Department of Neurological Surgery, Columbia University Medical Center, New York, New York.
Neurosurgery. 2013 Dec;73(6):951-60; discussion 960-1. doi: 10.1227/NEU.0000000000000129.
In small series, endoscopic third ventriculostomy (ETV) has been shown to potentially have efficacy similar to that of ventriculoperitoneal shunting (VPS) for idiopathic normal-pressure hydrocephalus (iNPH). Therefore, some clinicians have advocated for ETV to avoid the potential long-term complications associated with VPS. Complication rates for these procedures vary widely based on limited small series data.
We used a nationwide database that provides a comprehensive investigation of the perioperative safety of ETV for iNPH compared with VPS.

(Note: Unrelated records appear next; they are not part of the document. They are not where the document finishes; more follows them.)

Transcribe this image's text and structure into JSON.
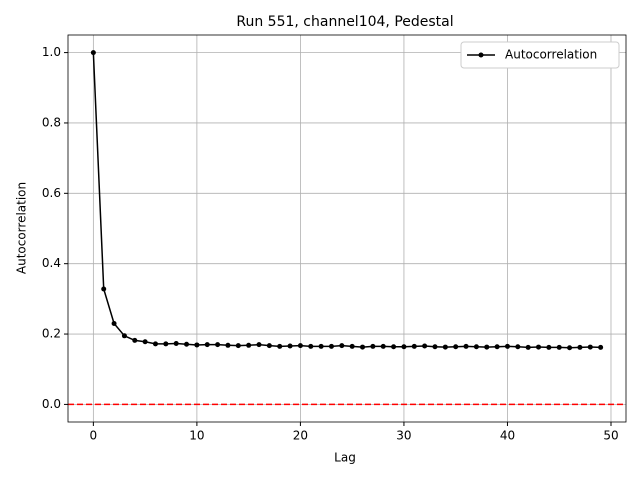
{
  "chart_data": {
    "type": "line",
    "title": "Run 551, channel104, Pedestal",
    "xlabel": "Lag",
    "ylabel": "Autocorrelation",
    "x": [
      0,
      1,
      2,
      3,
      4,
      5,
      6,
      7,
      8,
      9,
      10,
      11,
      12,
      13,
      14,
      15,
      16,
      17,
      18,
      19,
      20,
      21,
      22,
      23,
      24,
      25,
      26,
      27,
      28,
      29,
      30,
      31,
      32,
      33,
      34,
      35,
      36,
      37,
      38,
      39,
      40,
      41,
      42,
      43,
      44,
      45,
      46,
      47,
      48,
      49
    ],
    "series": [
      {
        "name": "Autocorrelation",
        "color": "#000000",
        "values": [
          1.0,
          0.328,
          0.23,
          0.195,
          0.182,
          0.178,
          0.172,
          0.172,
          0.173,
          0.171,
          0.169,
          0.17,
          0.17,
          0.168,
          0.167,
          0.168,
          0.17,
          0.167,
          0.165,
          0.166,
          0.167,
          0.165,
          0.165,
          0.165,
          0.167,
          0.165,
          0.163,
          0.165,
          0.165,
          0.164,
          0.164,
          0.165,
          0.166,
          0.164,
          0.163,
          0.164,
          0.165,
          0.164,
          0.163,
          0.164,
          0.165,
          0.164,
          0.162,
          0.163,
          0.162,
          0.162,
          0.161,
          0.162,
          0.163,
          0.162
        ]
      }
    ],
    "hline": {
      "value": 0,
      "color": "#ff0000"
    },
    "xlim": [
      -2.45,
      51.45
    ],
    "ylim": [
      -0.05,
      1.05
    ],
    "xticks": [
      0,
      10,
      20,
      30,
      40,
      50
    ],
    "yticks": [
      {
        "value": 0,
        "label": "0.0"
      },
      {
        "value": 0.2,
        "label": "0.2"
      },
      {
        "value": 0.4,
        "label": "0.4"
      },
      {
        "value": 0.6,
        "label": "0.6"
      },
      {
        "value": 0.8,
        "label": "0.8"
      },
      {
        "value": 1,
        "label": "1.0"
      }
    ],
    "grid": true,
    "legend": "upper right"
  }
}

We identified discharges with the primary diagnosis of iNPH (International Classification of Diseases, Ninth Revision code 331.5 [ICD-9]) with ICD-9 primary procedure codes for VPS (02.34) and ETV (02.2) from 2007 to 2010. We analyzed short-term safety outcomes using univariate and hierarchical logistic regression analyses.
There were a total of 652 discharges for ETV for iNPH and 12,845 discharges for VPS for iNPH over the study period. ETV was associated with a significantly higher mortality (3.2% vs 0.5%) and short-term complication (17.9% vs 11.8%) rates than VPS despite similar mean modified comorbidity scores. On multivariate analysis, ETV alone predicted increased mortality and increased length of stay when adjusted for other patient and hospital factors.
This is the first study that robustly assesses the perioperative complications and safety outcomes of ETV for iNPH. Compared with VPS, ETV is associated with higher perioperative mortality and complication rates. This consideration is important to weigh against the potential benefit of ETV: avoiding long-term shunt dependence. Prospective, randomized studies are needed.
在小系列研究中,内镜第三脑室造瘘术(ETV)在治疗特发性正常压力脑积水(iNPH)方面可能具有与脑室-腹腔分流术(VPS)相似的疗效。因此,一些临床医生主张采用 ETV 以避免与 VPS 相关的潜在长期并发症。这些手术的并发症发生率因有限的小系列数据而差异很大。
我们使用了一个全国性数据库,该数据库对 ETV 治疗 iNPH 的围手术期安全性与 VPS 进行了全面比较。
我们从 2007 年至 2010 年,确定了以 iNPH(国际疾病分类,第九版代码 331.5 [ICD-9])为主要诊断的出院患者,并具有 VPS(02.34)和 ETV(02.2)的 ICD-9 主要手术代码。我们使用单变量和分层逻辑回归分析来分析短期安全性结果。
在研究期间,共有 652 例 iNPH 的 ETV 出院和 12845 例 iNPH 的 VPS 出院。尽管平均修正合并症评分相似,但 ETV 与 VPS 相比,死亡率(3.2%对 0.5%)和短期并发症发生率(17.9%对 11.8%)显著更高。在多变量分析中,与其他患者和医院因素调整后,ETV 单独预测死亡率增加和住院时间延长。
这是第一项评估 ETV 治疗 iNPH 的围手术期并发症和安全性结果的研究。与 VPS 相比,ETV 与较高的围手术期死亡率和并发症发生率相关。与 ETV 避免长期分流依赖的潜在益处相比,这一考虑因素很重要。需要前瞻性、随机研究。